Momotaro marca a volta de Adriano Kanashiro

Aos poucos, as quadras da Rua Diogo Jácome entre a Rua Domingos Fernandes e a Avenida Hélio Pelegrino, bem pertinho do Parque do Ibirapuera, vêm se tornando um novo point gastronômico da cidade. É ali que funcionam a loja de vinhos Ville du Vin, conjugada ao Bistro Vintage, o restaurante contemporâneo Figo e a chocolateria […]

Entrada com detalhes em madeira: Japão moderno (Layout: Roberto Kubota)

Aos poucos, as quadras da Rua Diogo Jácome entre a Rua Domingos Fernandes e a Avenida Hélio Pelegrino, bem pertinho do Parque do Ibirapuera, vêm se tornando um novo point gastronômico da cidade. É ali que funcionam a loja de vinhos Ville du Vin, conjugada ao Bistro Vintage, o restaurante contemporâneo Figo e a chocolateria Chocolat des Arts. No número 341, como noticiei aqui na estreia do blog, será aberto o novo restaurante de cozinha ítalo-caipira do restaurateur Marcelo Fernandes em parceria com o chef Jefferson Rueda.
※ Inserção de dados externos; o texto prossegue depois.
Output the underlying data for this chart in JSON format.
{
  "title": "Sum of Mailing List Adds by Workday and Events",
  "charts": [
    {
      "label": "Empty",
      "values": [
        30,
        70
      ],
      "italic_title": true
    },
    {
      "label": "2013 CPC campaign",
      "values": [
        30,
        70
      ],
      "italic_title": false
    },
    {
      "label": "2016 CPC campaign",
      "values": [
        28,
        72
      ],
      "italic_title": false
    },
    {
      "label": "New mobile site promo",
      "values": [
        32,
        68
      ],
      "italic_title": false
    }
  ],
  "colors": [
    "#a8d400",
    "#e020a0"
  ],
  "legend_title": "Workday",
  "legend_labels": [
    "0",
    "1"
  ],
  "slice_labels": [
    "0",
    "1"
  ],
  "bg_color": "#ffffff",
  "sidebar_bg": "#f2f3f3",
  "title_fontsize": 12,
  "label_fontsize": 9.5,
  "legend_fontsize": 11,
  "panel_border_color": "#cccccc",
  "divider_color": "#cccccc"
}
As novidades não param aí. O mais novo inquilino é o Momotaro, do chef paranaense Adriano Kanashiro e de dois sócios investidores. Em fase final de reforma, ocupa o número 591, onde anteriormente ficavam a extintas osteria Don Boseggia e Pentoline. O restaurante com a informalidade de um izakaya (taverna ou boteco de petiscos e saquê) está programado para abrir as portas entre os dias 25 e 30 deste mês. Com 92 lugares, tem projeto do arquiteto Roberto Kubota e paisagismo assinado por Gilberto Elkis. No mobiliário, cadeiras Carlos Motta.

Balcão do bar: a previsão é oferecer, no mínimo, quarenta rótulos de saquê e shochu

Kanashiro, que mostrou sua habilidade gastronômica no extinto By Aoyama, da Rua Mário Ferraz, e, mais recentemente, comandava a cozinha do Kinu, no interior do hotel Grand Hyatt São Paulo, fará um pout-pourri de receitas que desenvolveu ao longo de sua carreira.

No piso térreo, os clientes encontrarão no menu o sashimi de atum com molho de foie gras, figo fresco e ovas de massago, o sashimi de robalo com salada de palmito pupunha o molho cítrico yuzu (fruto cítrico oriental conhecido como limão japonês) e o oshizushi battera (duo de salmão fresco com enguia grelhada na caixa de madeira). Também oferecerá novidades. Uma delas, que consegui com exclusividade para você tentar fazer em casa. É o sashimi de atum com vieira salpicada de gergelim ao molho de yuzu guarnecido de abobrinha.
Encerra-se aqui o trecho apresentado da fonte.